Estatuto de Galicia: 40 años después


Este martes, 6 de abril, celebraremos el 40 aniversario del Estatuto de Galicia, publicado en el BOE como Lei Orgánica 1/1981, do 6 de abril. Con este hecho hemos accedido a lo que formalmente presentamos como la culminación de una larga arela del pueblo gallego. Pero la realidad es más compleja que todo eso, y cuanto más ajustemos el recuerdo de aquel suceso, más mejorará nuestro pronóstico como nacionalidad histórica, expresión que entonces nos parecía esencial, y que hoy, tras su fuerte devaluación, está cayendo en desuso.

 Sin remontarnos al Estatuto de 1936, malogrado por la Guerra Civil, la actual etapa autonómica registró algunos despropósitos que deslucieron los comienzos. El primero fue el inexplicable retraso en la elaboración del proyecto de Estatuto, que, encomendado legalmente a la Asamblea de Parlamentarios, dominada por UCD (17 de los 24 diputados, y 12 de los 16 senadores), anduvo dando vueltas -estériles- por la Comisión dos Dezaseis, de cuyos trabajos -más pegados a la nostalgia de la Constitución de 1931 que al fecundo realismo de 1978- apenas quedan vestigios en el actual Estatuto. Y fue este mareo de perdiz el que nos descolgó del calendario vasco y catalán. Es decir, que en un proceso integrado por seis tramites, que abrió la Constitución de 1978, los vascos y catalanes celebraron elecciones el 20 de marzo de 1980, los gallegos el 20 de octubre de 1981 (18 meses después), y los andaluces, que tuvieron que acudir a la vía del 151, con complejísimos trámites, el 23 de mayo de 1982 (seis meses después de Galicia).

En medio se habían colado cosas tan significativas como el aldraxe de la Comisión Constitucional del Congreso, que, mediante la sorpresiva introducción por parte de UCD de una transitoria tercera, relegaba nuestro Estatuto a la segunda división. Y por ello nos vimos obligados a emplear diez meses en la elaboración y firma del Pacto del Hostal. También tuvimos que soportar un referendo vergonzoso, en el que, sin más explicación que nuestra incuria, cosechamos una abstención del 72 %. Y, como tercera causa de retraso, que influyó en la publicación del Estatuto en el BOE, también se colaron el 23-F y una lentitud innecesaria en la celebración de elecciones (20-10-1981) y la constitución del Parlamento (19-12-1981). Todo fue tarde, regular y arrastro.

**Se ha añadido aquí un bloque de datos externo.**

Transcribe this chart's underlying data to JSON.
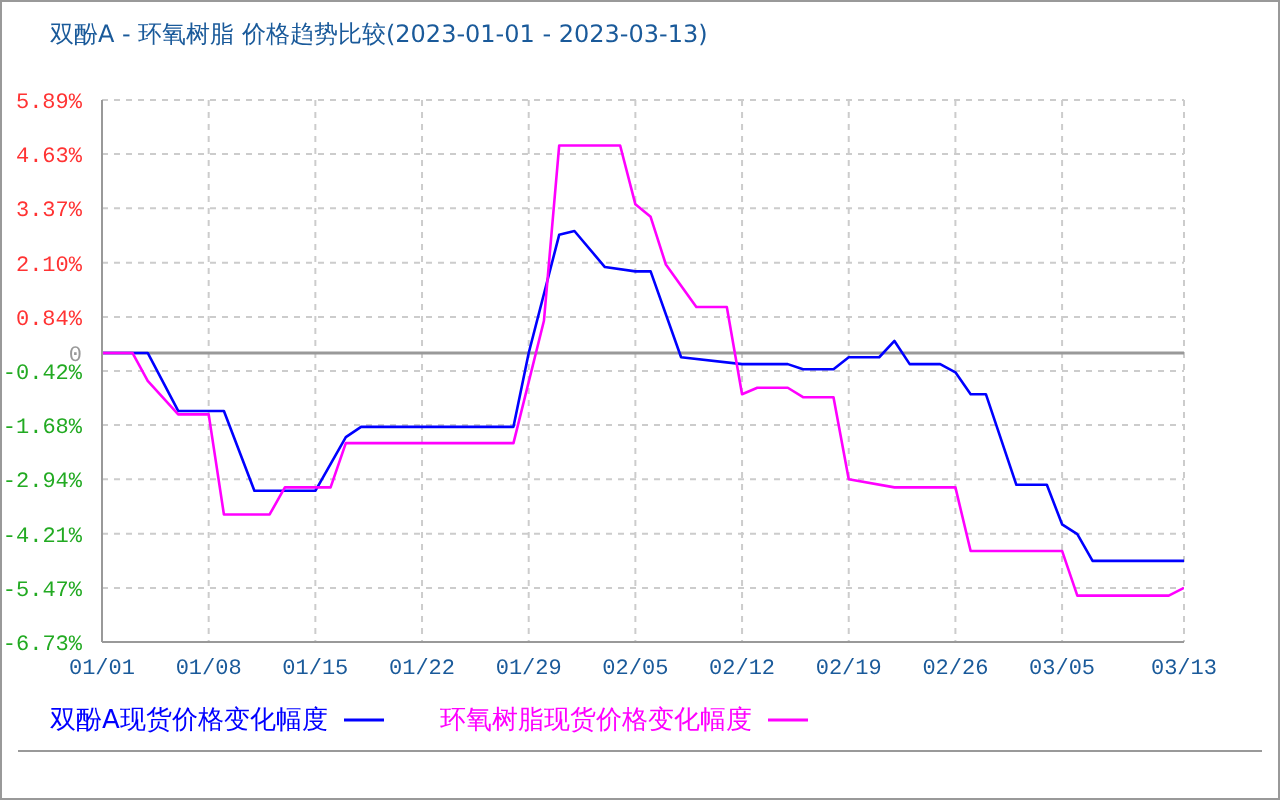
{
  "chart_data": {
    "type": "line",
    "title": "双酚A - 环氧树脂 价格趋势比较(2023-01-01 - 2023-03-13)",
    "series": [
      {
        "name": "双酚A现货价格变化幅度",
        "color": "#0000ff",
        "x": [
          "2023-01-01",
          "2023-01-04",
          "2023-01-06",
          "2023-01-09",
          "2023-01-11",
          "2023-01-15",
          "2023-01-17",
          "2023-01-18",
          "2023-01-28",
          "2023-01-29",
          "2023-01-31",
          "2023-02-01",
          "2023-02-03",
          "2023-02-05",
          "2023-02-06",
          "2023-02-08",
          "2023-02-12",
          "2023-02-15",
          "2023-02-16",
          "2023-02-18",
          "2023-02-19",
          "2023-02-21",
          "2023-02-22",
          "2023-02-23",
          "2023-02-25",
          "2023-02-26",
          "2023-02-27",
          "2023-02-28",
          "2023-03-02",
          "2023-03-04",
          "2023-03-05",
          "2023-03-06",
          "2023-03-07",
          "2023-03-13"
        ],
        "values": [
          0,
          0,
          -1.35,
          -1.35,
          -3.21,
          -3.21,
          -1.96,
          -1.72,
          -1.72,
          0,
          2.75,
          2.84,
          2.0,
          1.9,
          1.9,
          -0.1,
          -0.26,
          -0.26,
          -0.38,
          -0.38,
          -0.1,
          -0.1,
          0.28,
          -0.26,
          -0.26,
          -0.45,
          -0.96,
          -0.96,
          -3.07,
          -3.07,
          -3.99,
          -4.22,
          -4.84,
          -4.84
        ]
      },
      {
        "name": "环氧树脂现货价格变化幅度",
        "color": "#ff00ff",
        "x": [
          "2023-01-01",
          "2023-01-03",
          "2023-01-04",
          "2023-01-06",
          "2023-01-08",
          "2023-01-09",
          "2023-01-12",
          "2023-01-13",
          "2023-01-16",
          "2023-01-17",
          "2023-01-28",
          "2023-01-30",
          "2023-01-31",
          "2023-02-04",
          "2023-02-05",
          "2023-02-06",
          "2023-02-07",
          "2023-02-09",
          "2023-02-11",
          "2023-02-12",
          "2023-02-13",
          "2023-02-15",
          "2023-02-16",
          "2023-02-18",
          "2023-02-19",
          "2023-02-22",
          "2023-02-26",
          "2023-02-27",
          "2023-03-05",
          "2023-03-06",
          "2023-03-12",
          "2023-03-13"
        ],
        "values": [
          0,
          0,
          -0.65,
          -1.43,
          -1.43,
          -3.76,
          -3.76,
          -3.13,
          -3.13,
          -2.1,
          -2.1,
          0.75,
          4.83,
          4.83,
          3.46,
          3.17,
          2.06,
          1.07,
          1.07,
          -0.96,
          -0.81,
          -0.81,
          -1.03,
          -1.03,
          -2.94,
          -3.13,
          -3.13,
          -4.61,
          -4.61,
          -5.65,
          -5.65,
          -5.47
        ]
      }
    ],
    "xlim": [
      "2023-01-01",
      "2023-03-13"
    ],
    "xticks": [
      {
        "value": "2023-01-01",
        "label": "01/01"
      },
      {
        "value": "2023-01-08",
        "label": "01/08"
      },
      {
        "value": "2023-01-15",
        "label": "01/15"
      },
      {
        "value": "2023-01-22",
        "label": "01/22"
      },
      {
        "value": "2023-01-29",
        "label": "01/29"
      },
      {
        "value": "2023-02-05",
        "label": "02/05"
      },
      {
        "value": "2023-02-12",
        "label": "02/12"
      },
      {
        "value": "2023-02-19",
        "label": "02/19"
      },
      {
        "value": "2023-02-26",
        "label": "02/26"
      },
      {
        "value": "2023-03-05",
        "label": "03/05"
      },
      {
        "value": "2023-03-13",
        "label": "03/13"
      }
    ],
    "ylim": [
      -6.73,
      5.89
    ],
    "yticks": [
      {
        "value": -6.73,
        "label": "-6.73%"
      },
      {
        "value": -5.47,
        "label": "-5.47%"
      },
      {
        "value": -4.21,
        "label": "-4.21%"
      },
      {
        "value": -2.94,
        "label": "-2.94%"
      },
      {
        "value": -1.68,
        "label": "-1.68%"
      },
      {
        "value": -0.42,
        "label": "-0.42%"
      },
      0,
      {
        "value": 0.84,
        "label": "0.84%"
      },
      {
        "value": 2.1,
        "label": "2.10%"
      },
      {
        "value": 3.37,
        "label": "3.37%"
      },
      {
        "value": 4.63,
        "label": "4.63%"
      },
      {
        "value": 5.89,
        "label": "5.89%"
      }
    ],
    "ref_lines": [
      {
        "axis": "y",
        "value": 0,
        "color": "#999999"
      }
    ],
    "grid": true,
    "legend": "bottom",
    "marker": "none",
    "line_style": "solid"
  }
}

Después, gracias a nuestra condición de nacionalidad histórica y al reenganche a la locomotora catalana, recuperamos algunas etapas. Pero, quizá por eso, no nos dimos cuenta de que empezábamos a depender de un título nobiliario -el de nacionalidad histórica- que la dinámica del sistema autonómico acabó devaluando, hasta llegar al momento en que una autonomía uniprovincial e inventada, como es Madrid, está generando un modelo más realista de descentralización, que ya no depende de los títulos, sino de verdaderos poderes. Por eso creo que, si hubiésemos aprendido algo, deberíamos dedicar este año a reflexionar sobre lo sucedido. Aunque, tal como lo estamos enfocando, es evidente que no lo vamos a hacer.